What the script does

There are three config files that describe the boundary building process. The osmBoundarySources.json file lists all of the needed boundaries to extract via queries to the Overpass API. The timezones.json file lists all of the timezones and various operations to perform to build the boundaries. The expectedZoneOverlaps.json file lists all timezones that are allowed to overlap each other and the acceptable bounds of a particular overlap.

The index.js file downloads all of the required geometries, builds the specified geometries, validates that there aren't large areas of overlap (other than those that are expected), analyzes the difference between the current output and the last release, outputs one huge geojson file, and finally zips up the geojson file using the zip cli and also converts the geojson to a shapefile using the ogr2ogr cli. The script has only been verified to run with Node.js 10 on the MacOS platform.

The code does query the publicly available Overpass API, but it self-throttles the making of requests to have a minimum of 4 seconds gap between requests. If the Overpass API throttles the download, then the gap will be increased exponentially.

The validation and difference analysis can take a really long time to compute. If these tasks are not needed, be sure to add the --skip_analyze_diffs and --skip_validation flags.

As of release 2020a, it is possible to run the script with the underlying input data that was used to build the timezone geometries at the time of the release. In the release files, the input-data.zip will have all of the necessary input data including the downloaded files from overpass, the timezones.json file and the osmBoundarySources.json file as well.

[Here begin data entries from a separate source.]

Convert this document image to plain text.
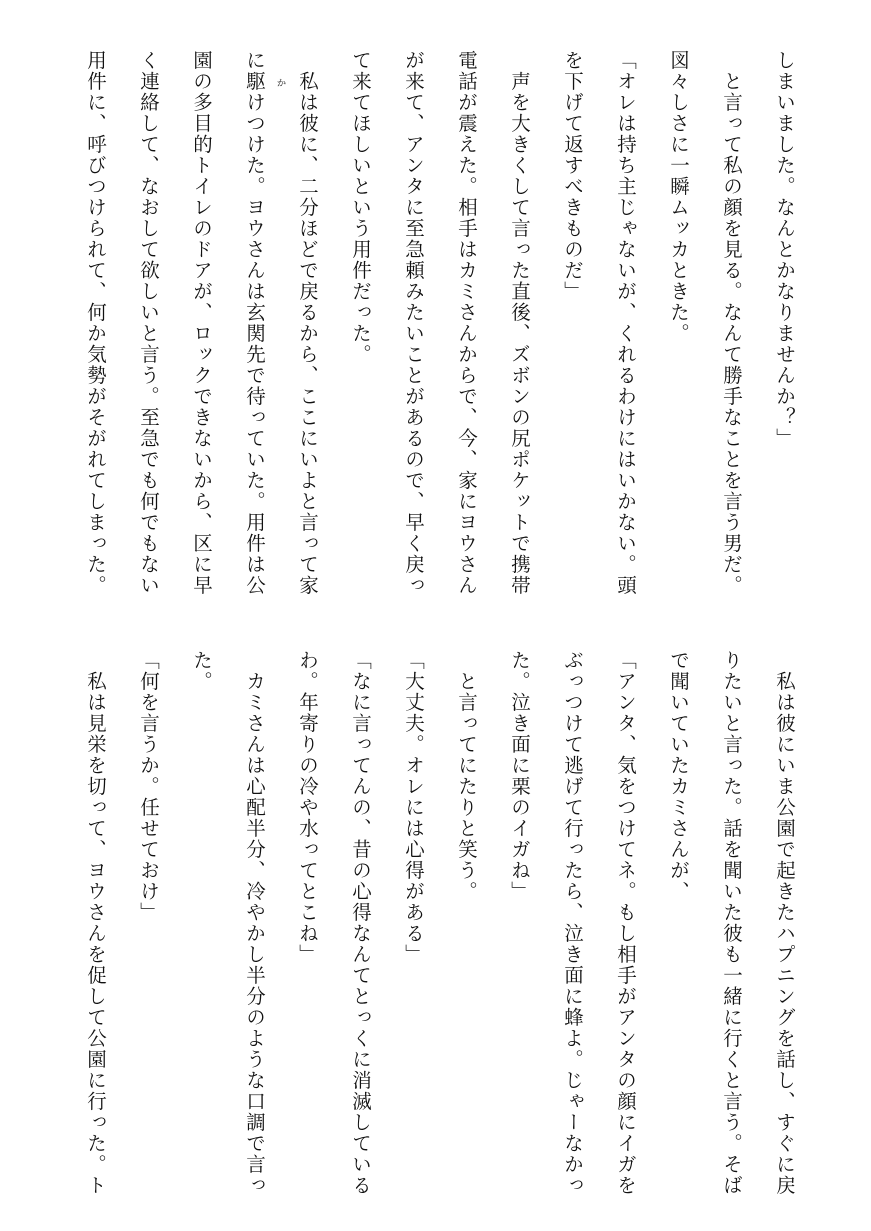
しまいました。なんとかなりませんか？」
　と言って私の顔を見る。なんて勝手なことを言う男だ。
図々しさに一瞬ムッカときた。
「オレは持ち主じゃないが、くれるわけにはいかない。頭
を下げて返すべきものだ」
　声を大きくして言った直後、ズボンの尻ポケットで携帯
電話が震えた。相手はカミさんからで、今、家にヨウさん
が来て、アンタに至急頼みたいことがあるので、早く戻っ
て来てほしいという用件だった。
　私は彼に、二分ほどで戻るから、ここにいよと言って家
に駆けつけた。ヨウさんは玄関先で待っていた。用件は公
園の多目的トイレのドアが、ロックできないから、区に早
く連絡して、なおして欲しいと言う。至急でも何でもない
用件に、呼びつけられて、何か気勢がそがれてしまった。	か
　私は彼にいま公園で起きたハプニングを話し、すぐに戻
りたいと言った。話を聞いた彼も一緒に行くと言う。そば
で聞いていたカミさんが、
「アンタ、気をつけてネ。もし相手がアンタの顔にイガを
ぶっつけて逃げて行ったら、泣き面に蜂よ。じゃーなかっ
た。泣き面に栗のイガね」
　と言ってにたりと笑う。
「大丈夫。オレには心得がある」
「なに言ってんの、昔の心得なんてとっくに消滅している
わ。年寄りの冷や水ってとこね」
　カミさんは心配半分、冷やかし半分のような口調で言っ
た。
「何を言うか。任せておけ」
　私は見栄を切って、ヨウさんを促して公園に行った。ト
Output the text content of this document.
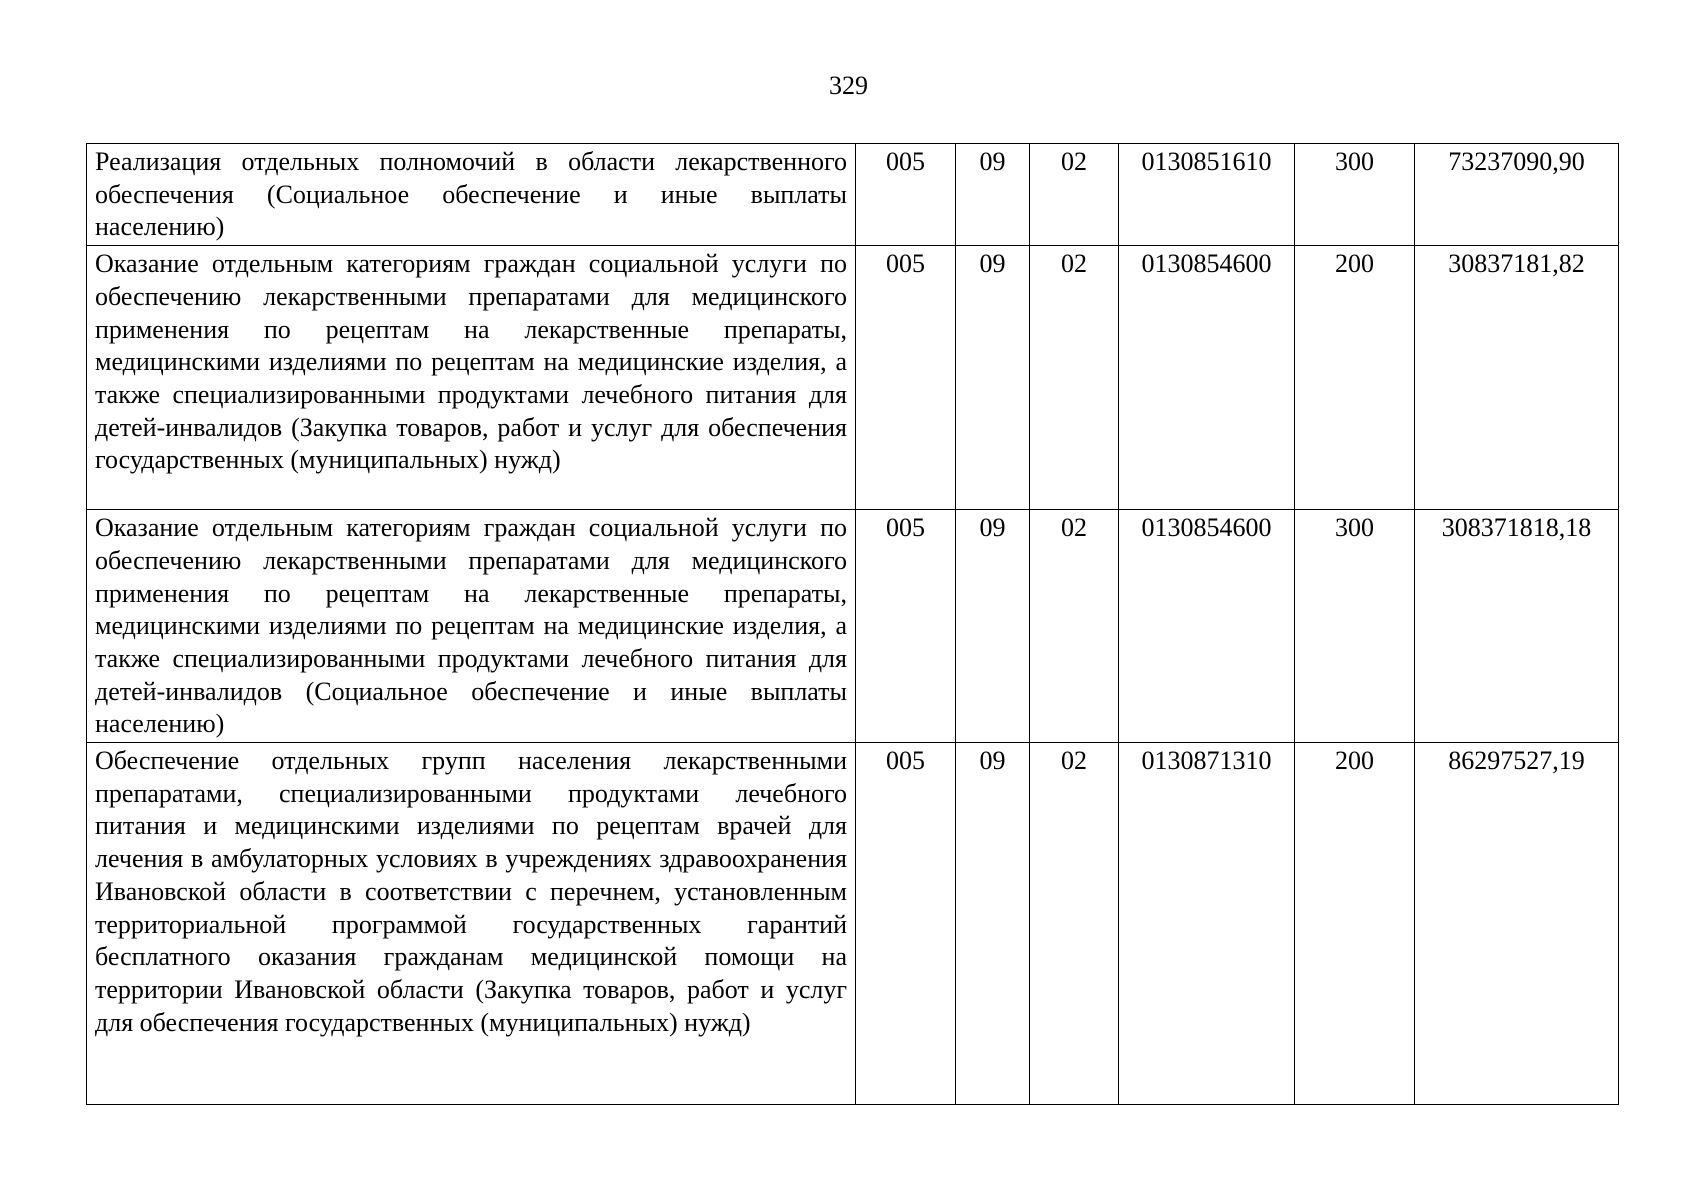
329
Реализация отдельных полномочий в области лекарственного обеспечения (Социальное обеспечение и иные выплаты населению)	005	09	02	0130851610	300	73237090,90
Оказание отдельным категориям граждан социальной услуги по обеспечению лекарственными препаратами для медицинского применения по рецептам на лекарственные препараты, медицинскими изделиями по рецептам на медицинские изделия, а также специализированными продуктами лечебного питания для детей-инвалидов (Закупка товаров, работ и услуг для обеспечения государственных (муниципальных) нужд)	005	09	02	0130854600	200	30837181,82
Оказание отдельным категориям граждан социальной услуги по обеспечению лекарственными препаратами для медицинского применения по рецептам на лекарственные препараты, медицинскими изделиями по рецептам на медицинские изделия, а также специализированными продуктами лечебного питания для детей-инвалидов (Социальное обеспечение и иные выплаты населению)	005	09	02	0130854600	300	308371818,18
Обеспечение отдельных групп населения лекарственными препаратами, специализированными продуктами лечебного питания и медицинскими изделиями по рецептам врачей для лечения в амбулаторных условиях в учреждениях здравоохранения Ивановской области в соответствии с перечнем, установленным территориальной программой государственных гарантий бесплатного оказания гражданам медицинской помощи на территории Ивановской области (Закупка товаров, работ и услуг для обеспечения государственных (муниципальных) нужд)	005	09	02	0130871310	200	86297527,19
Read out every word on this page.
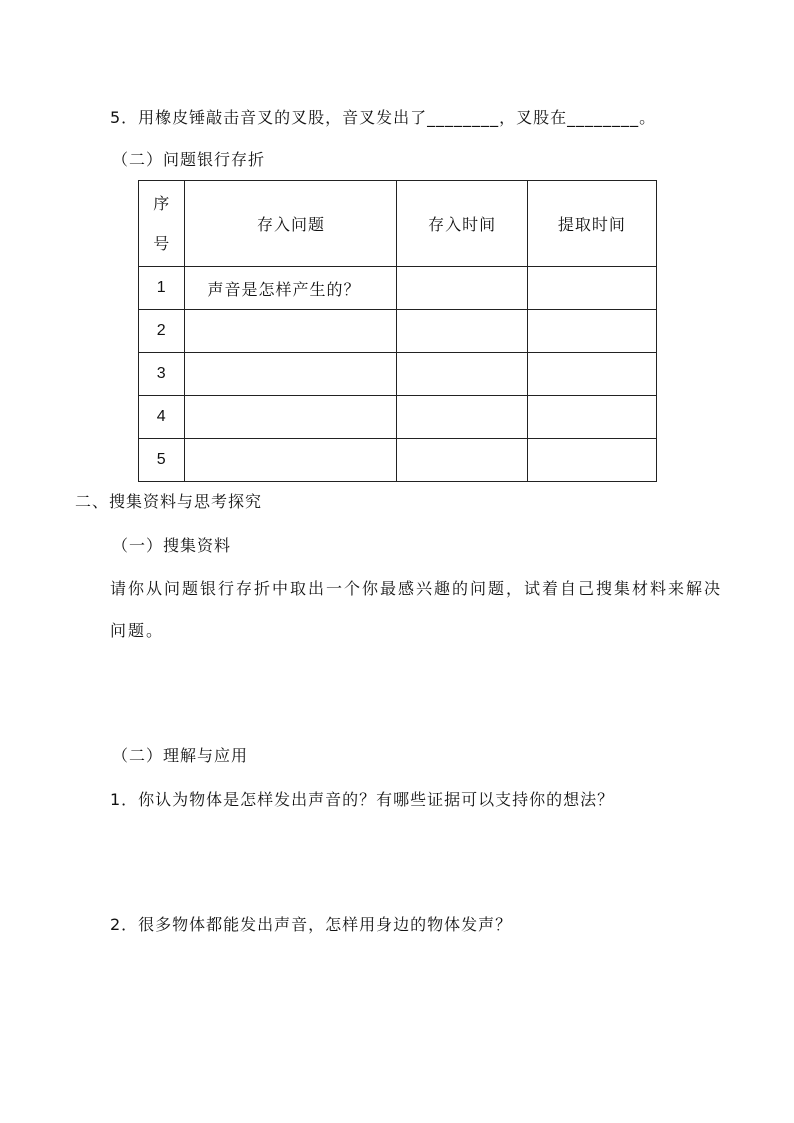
5．用橡皮锤敲击音叉的叉股，音叉发出了________，叉股在________。
（二）问题银行存折
序
号	存入问题	存入时间	提取时间
1	声音是怎样产生的？		
2			
3			
4			
5			
二、搜集资料与思考探究
（一）搜集资料
请你从问题银行存折中取出一个你最感兴趣的问题，试着自己搜集材料来解决问题。
（二）理解与应用
1．你认为物体是怎样发出声音的？有哪些证据可以支持你的想法？
2．很多物体都能发出声音，怎样用身边的物体发声？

Limitations of this project

The data is almost completely comprised of OpenStreetMap data which is editable by anyone. There are a few guesses on where to draw an arbitrary border in the open waters and a few sparsely inhabited areas. Some uninhabited islands are omitted from this project. This project does include timezones in the oceans, but strictly uses territorial waters and not Exclusive Economic Zones.

Contributing

Pull requests are welcome! Please follow the guidelines listed below:

Improvements to code

Will be approved subject to code review.

Changes to timezone boundary configuration

Any change to the boundary of existing timezones must have some explanation of why the change is necessary. If there are official, publicly available documents of administrative areas describing their timezone boundary please link to them when making your case. All changes involving an administrative area changing their observed time should instead be sent to the timezone database.

A linting script will verify the integrity of the timezones.json, osmBoundarySources.json and expectedZoneOverlaps.json files. The script verifies if all needed overpass sources are properly defined and that there aren't any unneeded overpass downloads. If an operation to make a timezone boundary requires the use of a manual geometry, a description must be added explaining the operation. All expected zone overlaps must have a description.

Thanks

Thanks to following people whose open-source and open-data contributions have made this project possible:

Licenses

The code used to construct the timezone boundaries is licensed under the MIT License.

The outputted data is licensed under the Open Data Commons Open Database License (ODbL).